You know that moment when you load a map with a hundred pins and the whole thing turns into an unreadable blob? Yeah, that’s been the .NET MAUI Maps experience until now. No more.
David Ortinau just announced that .NET MAUI 11 Preview 3 ships pin clustering out of the box on Android and iOS/Mac Catalyst. And the best part — it’s ridiculously simple to enable.
One property to rule them all
<maps:Map IsClusteringEnabled="True" />
That’s it. Nearby pins get grouped into clusters with a count badge. Zoom in and they expand. Zoom out and they collapse. The kind of behavior users expect from any modern map — and now you get it with a single property.
Independent clustering groups
Here’s where it gets interesting. Not all pins should cluster together.
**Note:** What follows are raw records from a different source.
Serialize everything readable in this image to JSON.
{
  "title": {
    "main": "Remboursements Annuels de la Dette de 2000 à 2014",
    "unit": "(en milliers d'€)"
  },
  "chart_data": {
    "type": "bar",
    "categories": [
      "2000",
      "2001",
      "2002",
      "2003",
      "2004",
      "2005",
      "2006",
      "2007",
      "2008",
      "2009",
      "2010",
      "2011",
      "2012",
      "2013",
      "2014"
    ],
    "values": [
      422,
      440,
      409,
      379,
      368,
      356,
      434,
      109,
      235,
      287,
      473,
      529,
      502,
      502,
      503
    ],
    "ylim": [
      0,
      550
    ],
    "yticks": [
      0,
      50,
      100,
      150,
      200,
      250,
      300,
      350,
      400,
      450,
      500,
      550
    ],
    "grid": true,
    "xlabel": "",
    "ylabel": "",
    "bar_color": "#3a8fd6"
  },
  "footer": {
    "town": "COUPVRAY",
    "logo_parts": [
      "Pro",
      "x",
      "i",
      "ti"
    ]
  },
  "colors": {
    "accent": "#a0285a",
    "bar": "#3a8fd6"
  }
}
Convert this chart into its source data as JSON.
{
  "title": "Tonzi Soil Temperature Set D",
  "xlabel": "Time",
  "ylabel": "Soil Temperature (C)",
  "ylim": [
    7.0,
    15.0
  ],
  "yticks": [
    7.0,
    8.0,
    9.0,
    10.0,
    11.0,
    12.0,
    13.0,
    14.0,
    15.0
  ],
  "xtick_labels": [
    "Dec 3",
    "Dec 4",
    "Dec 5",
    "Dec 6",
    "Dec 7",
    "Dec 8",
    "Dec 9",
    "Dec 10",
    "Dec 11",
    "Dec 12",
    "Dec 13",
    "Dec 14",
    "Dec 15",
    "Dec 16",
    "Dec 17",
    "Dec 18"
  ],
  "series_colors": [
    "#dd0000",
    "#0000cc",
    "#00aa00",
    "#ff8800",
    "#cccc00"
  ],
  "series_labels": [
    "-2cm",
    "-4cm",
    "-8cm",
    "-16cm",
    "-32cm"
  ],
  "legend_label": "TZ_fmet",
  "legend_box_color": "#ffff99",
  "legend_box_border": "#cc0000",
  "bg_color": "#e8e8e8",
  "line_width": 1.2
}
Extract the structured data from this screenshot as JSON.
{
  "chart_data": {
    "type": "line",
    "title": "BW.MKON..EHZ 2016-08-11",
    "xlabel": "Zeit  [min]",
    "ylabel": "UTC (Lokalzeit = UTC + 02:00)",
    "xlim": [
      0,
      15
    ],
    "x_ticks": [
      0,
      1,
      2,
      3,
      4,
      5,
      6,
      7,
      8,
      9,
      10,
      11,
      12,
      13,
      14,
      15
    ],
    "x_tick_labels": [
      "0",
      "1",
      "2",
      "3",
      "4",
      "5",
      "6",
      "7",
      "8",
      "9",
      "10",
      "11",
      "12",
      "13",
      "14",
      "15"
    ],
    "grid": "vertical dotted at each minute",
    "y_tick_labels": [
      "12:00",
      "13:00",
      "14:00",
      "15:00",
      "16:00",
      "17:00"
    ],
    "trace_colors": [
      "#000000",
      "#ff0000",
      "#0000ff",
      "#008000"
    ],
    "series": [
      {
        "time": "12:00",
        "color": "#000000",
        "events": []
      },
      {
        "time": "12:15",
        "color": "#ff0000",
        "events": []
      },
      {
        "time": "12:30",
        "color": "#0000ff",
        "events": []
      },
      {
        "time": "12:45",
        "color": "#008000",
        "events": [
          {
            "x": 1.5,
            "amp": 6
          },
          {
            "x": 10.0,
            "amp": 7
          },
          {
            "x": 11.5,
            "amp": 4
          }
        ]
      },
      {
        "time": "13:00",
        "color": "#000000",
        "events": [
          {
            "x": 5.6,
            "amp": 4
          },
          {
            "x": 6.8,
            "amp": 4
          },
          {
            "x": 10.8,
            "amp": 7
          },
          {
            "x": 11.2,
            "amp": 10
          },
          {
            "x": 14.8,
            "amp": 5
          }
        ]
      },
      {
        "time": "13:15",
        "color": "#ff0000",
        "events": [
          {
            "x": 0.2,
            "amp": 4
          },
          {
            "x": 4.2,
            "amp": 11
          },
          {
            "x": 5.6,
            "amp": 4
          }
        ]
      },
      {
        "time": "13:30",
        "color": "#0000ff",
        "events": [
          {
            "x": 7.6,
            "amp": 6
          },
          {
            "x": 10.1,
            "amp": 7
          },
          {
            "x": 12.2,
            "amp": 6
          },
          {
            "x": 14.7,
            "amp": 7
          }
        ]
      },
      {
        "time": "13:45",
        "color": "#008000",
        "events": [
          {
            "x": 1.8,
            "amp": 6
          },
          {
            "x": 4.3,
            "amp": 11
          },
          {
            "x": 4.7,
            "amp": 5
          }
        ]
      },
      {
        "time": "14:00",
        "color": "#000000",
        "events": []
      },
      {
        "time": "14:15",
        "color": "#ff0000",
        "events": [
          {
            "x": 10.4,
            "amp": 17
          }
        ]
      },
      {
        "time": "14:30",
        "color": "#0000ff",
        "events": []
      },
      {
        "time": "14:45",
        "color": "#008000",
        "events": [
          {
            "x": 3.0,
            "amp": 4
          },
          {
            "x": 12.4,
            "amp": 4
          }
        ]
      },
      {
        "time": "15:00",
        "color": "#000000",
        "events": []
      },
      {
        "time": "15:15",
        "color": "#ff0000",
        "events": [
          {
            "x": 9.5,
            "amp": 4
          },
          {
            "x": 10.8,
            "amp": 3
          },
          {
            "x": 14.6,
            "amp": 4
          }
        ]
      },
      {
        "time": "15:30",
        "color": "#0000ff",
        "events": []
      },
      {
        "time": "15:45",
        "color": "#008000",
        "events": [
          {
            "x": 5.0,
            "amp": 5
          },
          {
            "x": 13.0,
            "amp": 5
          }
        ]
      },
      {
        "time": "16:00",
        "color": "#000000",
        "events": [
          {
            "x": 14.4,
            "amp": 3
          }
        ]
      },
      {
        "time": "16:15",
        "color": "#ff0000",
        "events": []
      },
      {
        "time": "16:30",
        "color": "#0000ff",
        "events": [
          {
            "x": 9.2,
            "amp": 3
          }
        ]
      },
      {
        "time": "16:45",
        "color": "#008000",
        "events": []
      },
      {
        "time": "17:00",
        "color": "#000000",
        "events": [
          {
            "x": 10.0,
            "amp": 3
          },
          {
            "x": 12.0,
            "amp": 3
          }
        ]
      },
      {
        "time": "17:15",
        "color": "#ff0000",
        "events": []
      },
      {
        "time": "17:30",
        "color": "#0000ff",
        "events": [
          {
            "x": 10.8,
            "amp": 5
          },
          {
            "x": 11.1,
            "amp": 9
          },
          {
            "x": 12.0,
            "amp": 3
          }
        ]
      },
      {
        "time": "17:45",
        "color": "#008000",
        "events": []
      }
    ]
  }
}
Coffee shops and parks are different things, and your map should know that.
The ClusteringIdentifier property lets you separate pins into independent groups:
map.Pins.Add(new Pin
{
Label = "Pike Place Coffee",
Location = new Location(47.6097, -122.3331),
ClusteringIdentifier = "coffee"
});
map.Pins.Add(new Pin
{
Label = "Occidental Square",
Location = new Location(47.6064, -122.3325),
ClusteringIdentifier = "parks"
});
Pins with the same identifier cluster together. Different identifiers form independent clusters even when they’re geographically close. No identifier? Default group. Clean and predictable.
Handling cluster taps
When a user taps a cluster, you get a ClusterClicked event with everything you need:
map.ClusterClicked += async (sender, e) =>
{
string names = string.Join("\n", e.Pins.Select(p => p.Label));
await DisplayAlert(
$"Cluster ({e.Pins.Count} pins)",
names,
"OK");
// Suppress default zoom-to-cluster behavior:
// e.Handled = true;
};
The event args give you Pins (the pins in the cluster), Location (the geographic center), and Handled (set to true if you want to override the default zoom). Simple, practical, exactly what you’d expect.
Platform details worth knowing
On Android, clustering uses a custom grid-based algorithm that recalculates on zoom changes — no external dependencies. On iOS and Mac Catalyst, it leverages native MKClusterAnnotation support from MapKit, which means smooth, platform-native animations.
This is one of those cases where the MAUI team made the right call — lean on the platform where it makes sense.
Why this matters
Pin clustering has been one of the most requested features in .NET MAUI (issue #11811), and for good reason. Every app that shows locations on a map — delivery tracking, store locators, real estate — needs this. Previously you had to build it yourself or pull in a third-party library. Now it’s built in.
For us .NET developers building cross-platform mobile apps, this is the kind of quality-of-life improvement that makes MAUI a genuinely practical choice for map-heavy scenarios.
Get started
Install .NET 11 Preview 3 and update the .NET MAUI workload. The Maps sample includes a new Clustering page you can play with right away.
Go build something with it — and let your maps finally breathe.